To assemble the bowls, place a small handful of mizuna at the bottom of a wide shallow bowl.  Top with ¼ of the noodles.  Pour ¼ of the marinade/sauce over the noodles.  Top with some tofu, sea  beans, mushrooms, and a couple bok choy halves.


  1. Oh my! That looks so amazing!

    Comment by Kate — August 4, 2010 @ 2:12 am

  2. Don’t you just hate it when you eat something that positively HAUNTS you. But don’t you kind of love it as well?

    If you’ve remade this four times in the past few days, it must be something seriously worth making!

    Comment by Joanne — August 4, 2010 @ 3:45 am

  3. great job,looks perfect!

    Comment by alison — August 4, 2010 @ 5:58 am

  4. Amen! Done that once or twice (been too tired to take a pic)…

    This looks so gorgeous – I’ve never heard of sea beans though!

    Comment by Koek! — August 4, 2010 @ 1:00 pm

  5. Sounds fantastic. You’ve just sparked a serious craving for bok choy. Also, I have been wanting to try sea beans, seems like the perfect dish for them.

    Comment by Sarah S. — August 4, 2010 @ 3:14 pm

  6. I love noodle dishes like this! I’ll have to try Nettletown next time I’m visiting Seattle.

    Comment by kickpleat — August 4, 2010 @ 5:54 pm

  7. I get so much bok choy from the farm, that I am bookmarking this for the fall. Awesome flavors!

    Comment by fresh365 — August 4, 2010 @ 8:05 pm

  8. That looks amazing. The little cubes of tofu look so perfect!

    Comment by Ashley — August 4, 2010 @ 9:30 pm

  9. I was talking a restaurant, closed now, where I used really enjoy the noodle bowls. I’ve been craving a good noodle bowl. I want to go and make this right now, and I bet I don’t find fresh rice noodles either.

    Comment by lisaiscooking — August 4, 2010 @ 10:18 pm

  10. I was lucky enough to take some photos for Nettletown last month, and got to binge on a lot of the food I shot! Their noodle dishes have long been a favorite of mine, even before that shoot.

    This looks like a really close representation of their dishes, nice job!

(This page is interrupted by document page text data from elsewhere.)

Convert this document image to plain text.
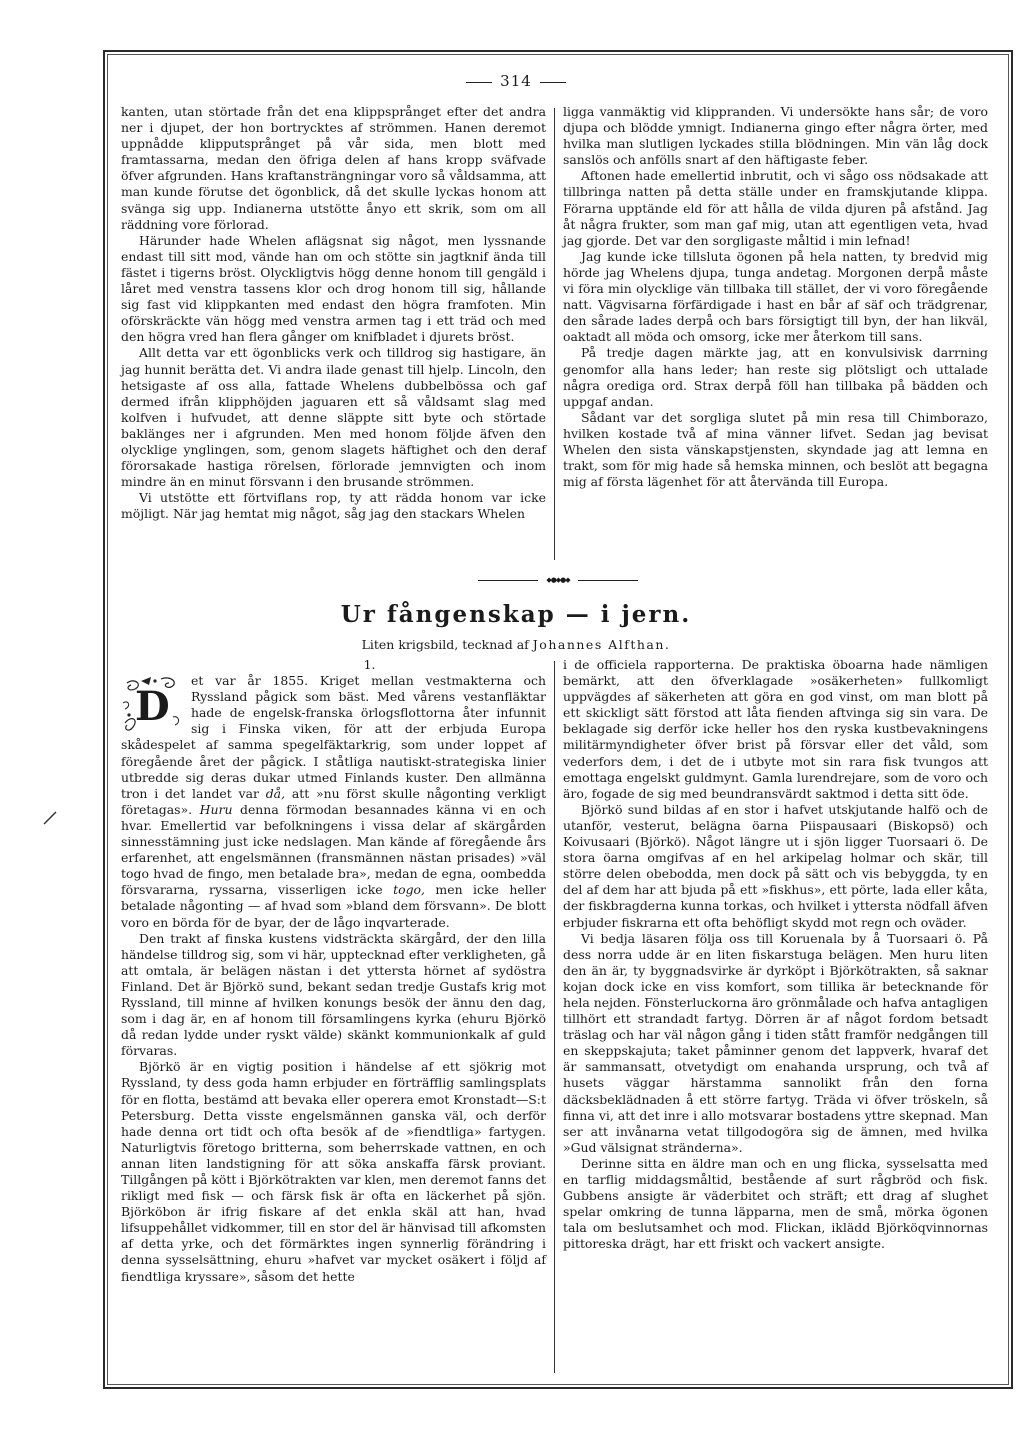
314

kanten, utan störtade från det ena klippsprånget efter det andra ner i djupet, der hon bortrycktes af strömmen. Hanen deremot uppnådde klipputsprånget på vår sida, men blott med framtassarna, medan den öfriga delen af hans kropp sväfvade öfver afgrunden. Hans kraftansträngningar voro så våldsamma, att man kunde förutse det ögonblick, då det skulle lyckas honom att svänga sig upp. Indianerna utstötte ånyo ett skrik, som om all räddning vore förlorad.

Härunder hade Whelen aflägsnat sig något, men lyssnande endast till sitt mod, vände han om och stötte sin jagtknif ända till fästet i tigerns bröst. Olyckligtvis högg denne honom till gengäld i låret med venstra tassens klor och drog honom till sig, hållande sig fast vid klippkanten med endast den högra framfoten. Min oförskräckte vän högg med venstra armen tag i ett träd och med den högra vred han flera gånger om knifbladet i djurets bröst.

Allt detta var ett ögonblicks verk och tilldrog sig hastigare, än jag hunnit berätta det. Vi andra ilade genast till hjelp. Lincoln, den hetsigaste af oss alla, fattade Whelens dubbelbössa och gaf dermed ifrån klipphöjden jaguaren ett så våldsamt slag med kolfven i hufvudet, att denne släppte sitt byte och störtade baklänges ner i afgrunden. Men med honom följde äfven den olycklige ynglingen, som, genom slagets häftighet och den deraf förorsakade hastiga rörelsen, förlorade jemnvigten och inom mindre än en minut försvann i den brusande strömmen.

Vi utstötte ett förtviflans rop, ty att rädda honom var icke möjligt. När jag hemtat mig något, såg jag den stackars Whelen

ligga vanmäktig vid klippranden. Vi undersökte hans sår; de voro djupa och blödde ymnigt. Indianerna gingo efter några örter, med hvilka man slutligen lyckades stilla blödningen. Min vän låg dock sanslös och anfölls snart af den häftigaste feber.

Aftonen hade emellertid inbrutit, och vi sågo oss nödsakade att tillbringa natten på detta ställe under en framskjutande klippa. Förarna upptände eld för att hålla de vilda djuren på afstånd. Jag åt några frukter, som man gaf mig, utan att egentligen veta, hvad jag gjorde. Det var den sorgligaste måltid i min lefnad!

Jag kunde icke tillsluta ögonen på hela natten, ty bredvid mig hörde jag Whelens djupa, tunga andetag. Morgonen derpå måste vi föra min olycklige vän tillbaka till stället, der vi voro föregående natt. Vägvisarna förfärdigade i hast en bår af säf och trädgrenar, den sårade lades derpå och bars försigtigt till byn, der han likväl, oaktadt all möda och omsorg, icke mer återkom till sans.

På tredje dagen märkte jag, att en konvulsivisk darrning genomfor alla hans leder; han reste sig plötsligt och uttalade några orediga ord. Strax derpå föll han tillbaka på bädden och uppgaf andan.

Sådant var det sorgliga slutet på min resa till Chimborazo, hvilken kostade två af mina vänner lifvet. Sedan jag bevisat Whelen den sista vänskapstjensten, skyndade jag att lemna en trakt, som för mig hade så hemska minnen, och beslöt att begagna mig af första lägenhet för att återvända till Europa.

◆●◆●◆
Ur fångenskap — i jern.
Liten krigsbild, tecknad af Johannes Alfthan.

1.

D
et var år 1855. Kriget mellan vestmakterna och Ryssland pågick som bäst. Med vårens vestanfläktar hade de engelsk-franska örlogsflottorna åter infunnit sig i Finska viken, för att der erbjuda Europa skådespelet af samma spegelfäktarkrig, som under loppet af föregående året der pågick. I ståtliga nautiskt-strategiska linier utbredde sig deras dukar utmed Finlands kuster. Den allmänna tron i det landet var då, att »nu först skulle någonting verkligt företagas». Huru denna förmodan besannades känna vi en och hvar. Emellertid var befolkningens i vissa delar af skärgården sinnesstämning just icke nedslagen. Man kände af föregående års erfarenhet, att engelsmännen (fransmännen nästan prisades) »väl togo hvad de fingo, men betalade bra», medan de egna, oombedda försvararna, ryssarna, visserligen icke togo, men icke heller betalade någonting — af hvad som »bland dem försvann». De blott voro en börda för de byar, der de lågo inqvarterade.

Den trakt af finska kustens vidsträckta skärgård, der den lilla händelse tilldrog sig, som vi här, upptecknad efter verkligheten, gå att omtala, är belägen nästan i det yttersta hörnet af sydöstra Finland. Det är Björkö sund, bekant sedan tredje Gustafs krig mot Ryssland, till minne af hvilken konungs besök der ännu den dag, som i dag är, en af honom till församlingens kyrka (ehuru Björkö då redan lydde under ryskt välde) skänkt kommunionkalk af guld förvaras.

Björkö är en vigtig position i händelse af ett sjökrig mot Ryssland, ty dess goda hamn erbjuder en förträfflig samlingsplats för en flotta, bestämd att bevaka eller operera emot Kronstadt—S:t Petersburg. Detta visste engelsmännen ganska väl, och derför hade denna ort tidt och ofta besök af de »fiendtliga» fartygen. Naturligtvis företogo britterna, som beherrskade vattnen, en och annan liten landstigning för att söka anskaffa färsk proviant. Tillgången på kött i Björkötrakten var klen, men deremot fanns det rikligt med fisk — och färsk fisk är ofta en läckerhet på sjön. Björköbon är ifrig fiskare af det enkla skäl att han, hvad lifsuppehållet vidkommer, till en stor del är hänvisad till afkomsten af detta yrke, och det förmärktes ingen synnerlig förändring i denna sysselsättning, ehuru »hafvet var mycket osäkert i följd af fiendtliga kryssare», såsom det hette

i de officiela rapporterna. De praktiska öboarna hade nämligen bemärkt, att den öfverklagade »osäkerheten» fullkomligt uppvägdes af säkerheten att göra en god vinst, om man blott på ett skickligt sätt förstod att låta fienden aftvinga sig sin vara. De beklagade sig derför icke heller hos den ryska kustbevakningens militärmyndigheter öfver brist på försvar eller det våld, som vederfors dem, i det de i utbyte mot sin rara fisk tvungos att emottaga engelskt guldmynt. Gamla lurendrejare, som de voro och äro, fogade de sig med beundransvärdt saktmod i detta sitt öde.

Björkö sund bildas af en stor i hafvet utskjutande halfö och de utanför, vesterut, belägna öarna Piispausaari (Biskopsö) och Koivusaari (Björkö). Något längre ut i sjön ligger Tuorsaari ö. De stora öarna omgifvas af en hel arkipelag holmar och skär, till större delen obebodda, men dock på sätt och vis bebyggda, ty en del af dem har att bjuda på ett »fiskhus», ett pörte, lada eller kåta, der fiskbragderna kunna torkas, och hvilket i yttersta nödfall äfven erbjuder fiskrarna ett ofta behöfligt skydd mot regn och oväder.

Vi bedja läsaren följa oss till Koruenala by å Tuorsaari ö. På dess norra udde är en liten fiskarstuga belägen. Men huru liten den än är, ty byggnadsvirke är dyrköpt i Björkötrakten, så saknar kojan dock icke en viss komfort, som tillika är betecknande för hela nejden. Fönsterluckorna äro grönmålade och hafva antagligen tillhört ett strandadt fartyg. Dörren är af något fordom betsadt träslag och har väl någon gång i tiden stått framför nedgången till en skeppskajuta; taket påminner genom det lappverk, hvaraf det är sammansatt, otvetydigt om enahanda ursprung, och två af husets väggar härstamma sannolikt från den forna däcksbeklädnaden å ett större fartyg. Träda vi öfver tröskeln, så finna vi, att det inre i allo motsvarar bostadens yttre skepnad. Man ser att invånarna vetat tillgodogöra sig de ämnen, med hvilka »Gud välsignat stränderna».

Derinne sitta en äldre man och en ung flicka, sysselsatta med en tarflig middagsmåltid, bestående af surt rågbröd och fisk. Gubbens ansigte är väderbitet och sträft; ett drag af slughet spelar omkring de tunna läpparna, men de små, mörka ögonen tala om beslutsamhet och mod. Flickan, iklädd Björköqvinnornas pittoreska drägt, har ett friskt och vackert ansigte.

Love the seabeans in there.

    Comment by matt — August 5, 2010 @ 5:58 pm

  11. I’m going to make this tomorrow night. It was so good!

    Comment by Julie — August 9, 2010 @ 4:01 am

  12. Mmmm. With the cold and dreary summer we’ve been having in San Francisco, I seem to want carb-ful noodles all the time. These look fabulous!

    Comment by Kasey — August 9, 2010 @ 11:43 pm

  13. I made this last night and the tofu was to die for! I marinated it for a day and even though I couldn’t get the lemongrass for it this week, the sauce was amazing. I can’t wait to try more versions of tofu done this way. Thanks Dana!